As you look ahead to 2016, maybe losing weight and getting healthier are at the top of your list for your goals and new year plans. Before you launch into a new program (like waist training), new diet, or even start out on your journey, take a few minutes to look at where you are now and see if you are making some of these mistakes that may be holding you back from reaching success:
1. Thinking that it’s all or none
Don’t think that just because you have one bad meal, or miss one day of exercise that everything is off track. It’s more important to take all the little steps to keep things running smoothly, like exercising as often as possible and getting your next meal on track than it is to dwell on one that has gotten messed up, or let it be a reason to forget about being healthy for the rest of the day. We’re human; things happen and it’s important to accept it for what it is and move on, directing your energy at getting back on track rather than dwelling on when you were off track!
2. Drinking your calories
From the cream in your coffee to that “made from all fruit” juice you bought at the grocery store, to the evening glass of wine, sometimes it’s easy to forget (or realize) how many calories we are gulping down. Drinks can easily contain the same number of calories of an entire meal, while still leaving us hungry shortly after finishing them. Whenever possible, opt for black coffee, herbal teas, unsweetened and without milk, water, sparkling water or kombucha. Whenever possible, steer clear of juices (unless homemade, using mostly vegetables), fancy drinks from Starbucks and alcoholic beverages.
3. Misinformed about the number of calories in a product
It’s easy to assume the number of calories that are in a product (it has veggies, so it can’t be that bad), and go on about your day oblivious to the fact that what you ate was much higher in calories than you realized. Things that maybe have hidden sugar (yogurt), or pre-packaged foods, that while having veggies, also have lots of other calorie rich ingredients. Never assume the number of calories of a product. Instead, read the labels, or when it comes to chain restaurants, go online ahead of time and view the nutrient profiles of the products.

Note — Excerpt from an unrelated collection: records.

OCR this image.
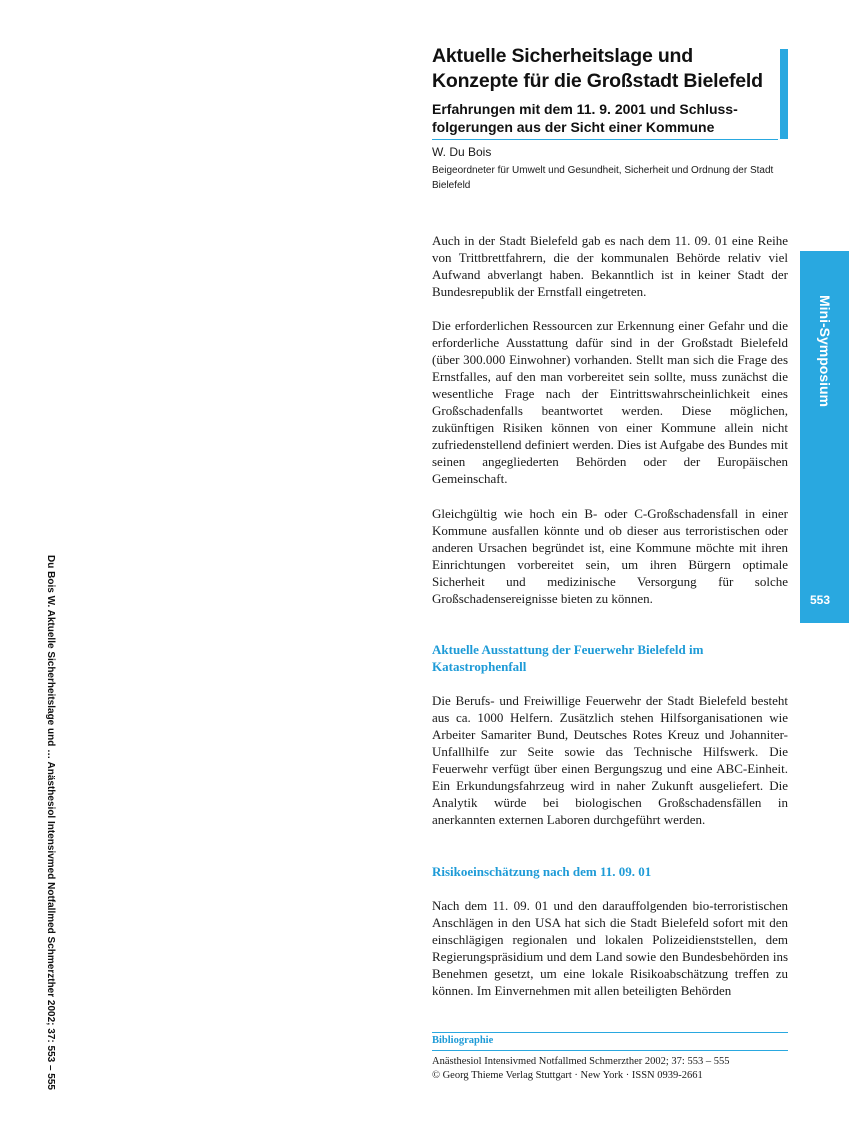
Aktuelle Sicherheitslage und Konzepte für die Großstadt Bielefeld
Erfahrungen mit dem 11. 9. 2001 und Schlussfolgerungen aus der Sicht einer Kommune
W. Du Bois
Beigeordneter für Umwelt und Gesundheit, Sicherheit und Ordnung der Stadt Bielefeld

Auch in der Stadt Bielefeld gab es nach dem 11. 09. 01 eine Reihe von Trittbrettfahrern, die der kommunalen Behörde relativ viel Aufwand abverlangt haben. Bekanntlich ist in keiner Stadt der Bundesrepublik der Ernstfall eingetreten.

Die erforderlichen Ressourcen zur Erkennung einer Gefahr und die erforderliche Ausstattung dafür sind in der Großstadt Bielefeld (über 300.000 Einwohner) vorhanden. Stellt man sich die Frage des Ernstfalles, auf den man vorbereitet sein sollte, muss zunächst die wesentliche Frage nach der Eintrittswahrscheinlichkeit eines Großschadenfalls beantwortet werden. Diese möglichen, zukünftigen Risiken können von einer Kommune allein nicht zufriedenstellend definiert werden. Dies ist Aufgabe des Bundes mit seinen angegliederten Behörden oder der Europäischen Gemeinschaft.

Gleichgültig wie hoch ein B- oder C-Großschadensfall in einer Kommune ausfallen könnte und ob dieser aus terroristischen oder anderen Ursachen begründet ist, eine Kommune möchte mit ihren Einrichtungen vorbereitet sein, um ihren Bürgern optimale Sicherheit und medizinische Versorgung für solche Großschadensereignisse bieten zu können.

Aktuelle Ausstattung der Feuerwehr Bielefeld im Katastrophenfall

Die Berufs- und Freiwillige Feuerwehr der Stadt Bielefeld besteht aus ca. 1000 Helfern. Zusätzlich stehen Hilfsorganisationen wie Arbeiter Samariter Bund, Deutsches Rotes Kreuz und Johanniter-Unfallhilfe zur Seite sowie das Technische Hilfswerk. Die Feuerwehr verfügt über einen Bergungszug und eine ABC-Einheit. Ein Erkundungsfahrzeug wird in naher Zukunft ausgeliefert. Die Analytik würde bei biologischen Großschadensfällen in anerkannten externen Laboren durchgeführt werden.

Risikoeinschätzung nach dem 11. 09. 01

Nach dem 11. 09. 01 und den darauffolgenden bio-terroristischen Anschlägen in den USA hat sich die Stadt Bielefeld sofort mit den einschlägigen regionalen und lokalen Polizeidienststellen, dem Regierungspräsidium und dem Land sowie den Bundesbehörden ins Benehmen gesetzt, um eine lokale Risikoabschätzung treffen zu können. Im Einvernehmen mit allen beteiligten Behörden

Mini-Symposium
553
Du Bois W. Aktuelle Sicherheitslage und … Anästhesiol Intensivmed Notfallmed Schmerzther 2002; 37: 553 – 555	Bibliographie
Anästhesiol Intensivmed Notfallmed Schmerzther 2002; 37: 553 – 555
© Georg Thieme Verlag Stuttgart · New York · ISSN 0939-2661
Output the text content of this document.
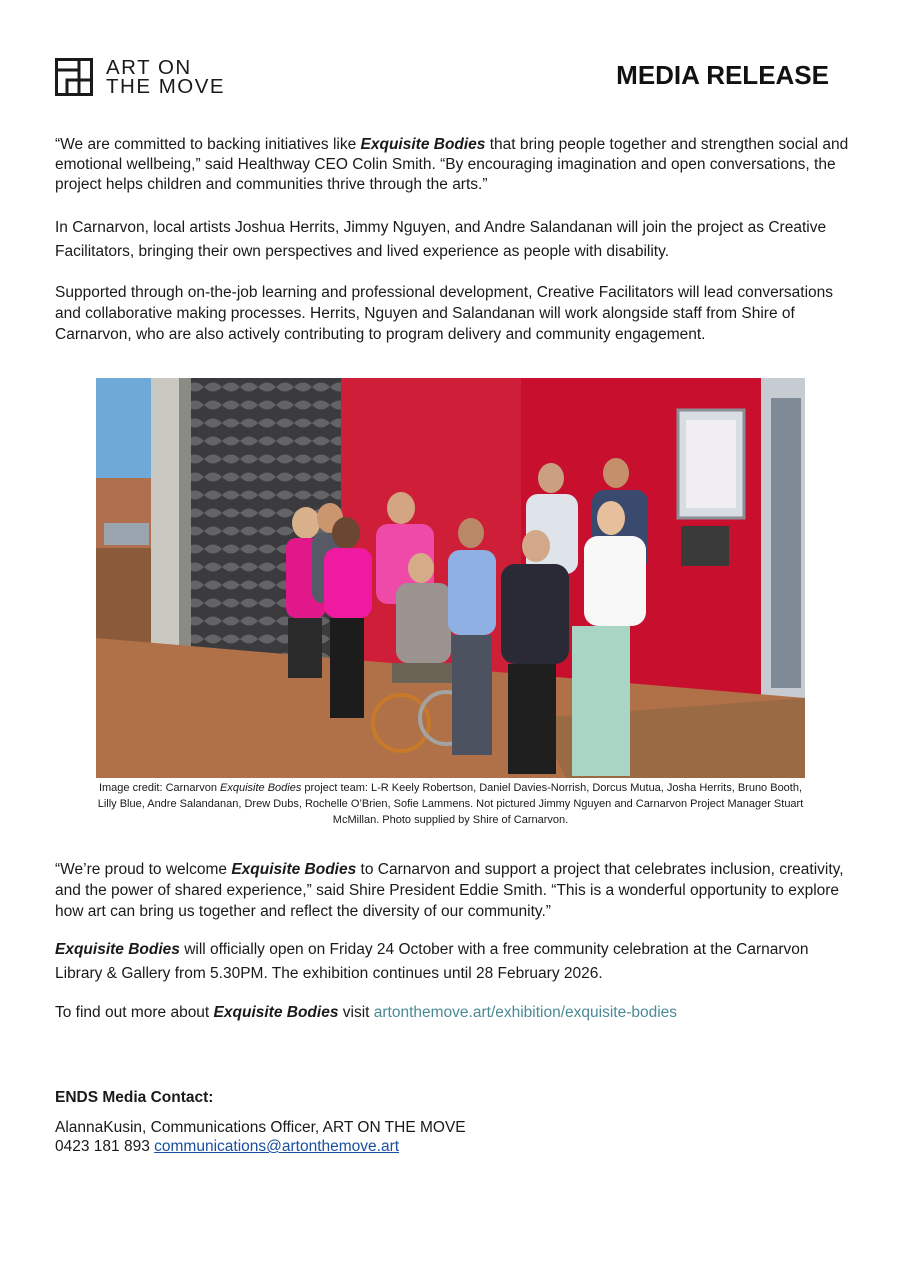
ART ON
THE MOVE	MEDIA RELEASE

“We are committed to backing initiatives like Exquisite Bodies that bring people together and strengthen social and emotional wellbeing,” said Healthway CEO Colin Smith. “By encouraging imagination and open conversations, the project helps children and communities thrive through the arts.”

In Carnarvon, local artists Joshua Herrits, Jimmy Nguyen, and Andre Salandanan will join the project as Creative Facilitators, bringing their own perspectives and lived experience as people with disability.

Supported through on-the-job learning and professional development, Creative Facilitators will lead conversations and collaborative making processes. Herrits, Nguyen and Salandanan will work alongside staff from Shire of Carnarvon, who are also actively contributing to program delivery and community engagement.

Image credit: Carnarvon Exquisite Bodies project team: L-R Keely Robertson, Daniel Davies-Norrish, Dorcus Mutua, Josha Herrits, Bruno Booth, Lilly Blue, Andre Salandanan, Drew Dubs, Rochelle O’Brien, Sofie Lammens. Not pictured Jimmy Nguyen and Carnarvon Project Manager Stuart McMillan. Photo supplied by Shire of Carnarvon.

“We’re proud to welcome Exquisite Bodies to Carnarvon and support a project that celebrates inclusion, creativity, and the power of shared experience,” said Shire President Eddie Smith. “This is a wonderful opportunity to explore how art can bring us together and reflect the diversity of our community.”

Exquisite Bodies will officially open on Friday 24 October with a free community celebration at the Carnarvon Library & Gallery from 5.30PM. The exhibition continues until 28 February 2026.

To find out more about Exquisite Bodies visit artonthemove.art/exhibition/exquisite-bodies

ENDS Media Contact:
AlannaKusin, Communications Officer, ART ON THE MOVE
0423 181 893 communications@artonthemove.art
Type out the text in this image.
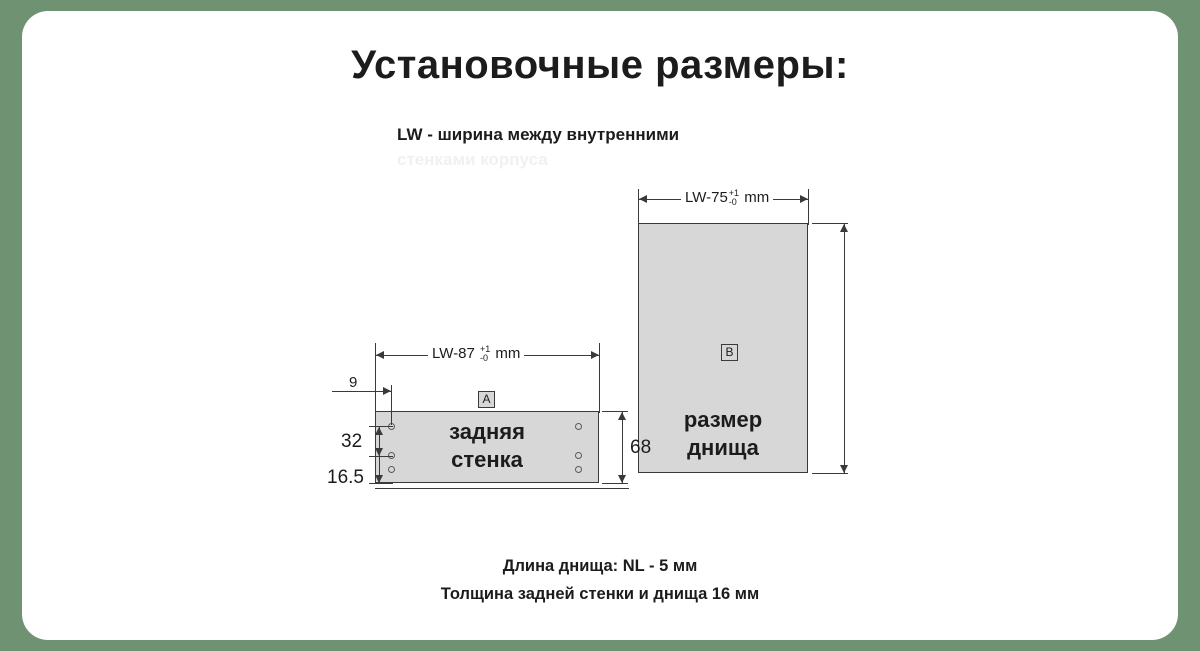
Установочные размеры:
LW - ширина между внутренними
стенками корпуса
B
размер
днища
LW-75 +1
-0 mm
A
задняя
стенка
LW-87 +1
-0 mm
9
68
32
16.5
Длина днища: NL - 5 мм
Толщина задней стенки и днища 16 мм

4. Overestimating the number of calories burned
With everything you hear about the importance of post workout nutrition, it’s easy to finish a workout and assume you need tome come home and have a big meal or snack to refuel your body. While true, the number of calories you need may not be as many as you think, and consume to many (or from the wrong foods), and you may be negating al l your hard work on the treadmill. While all calorie burning counters are likely to be a little in accurate, some are more so than others. Don’t use the calories counter on the treadmill at your gym, but instead, find a site online where you can enter your weight and height and get a more accurate estimate of the number of calories burned. If you have burned less than 400 (and especially if you are trying to lose weight), you don’t need to get too worried about a big post-workout meal – just consume a healthy, nutrient dense meal at your next typical meal time. If you have burned more than 500 calories, focus on replenishing with some protein and carbs from healthy, low fat sources like banana and peanut butter, homemade protein bars, or a post-workout smoothie.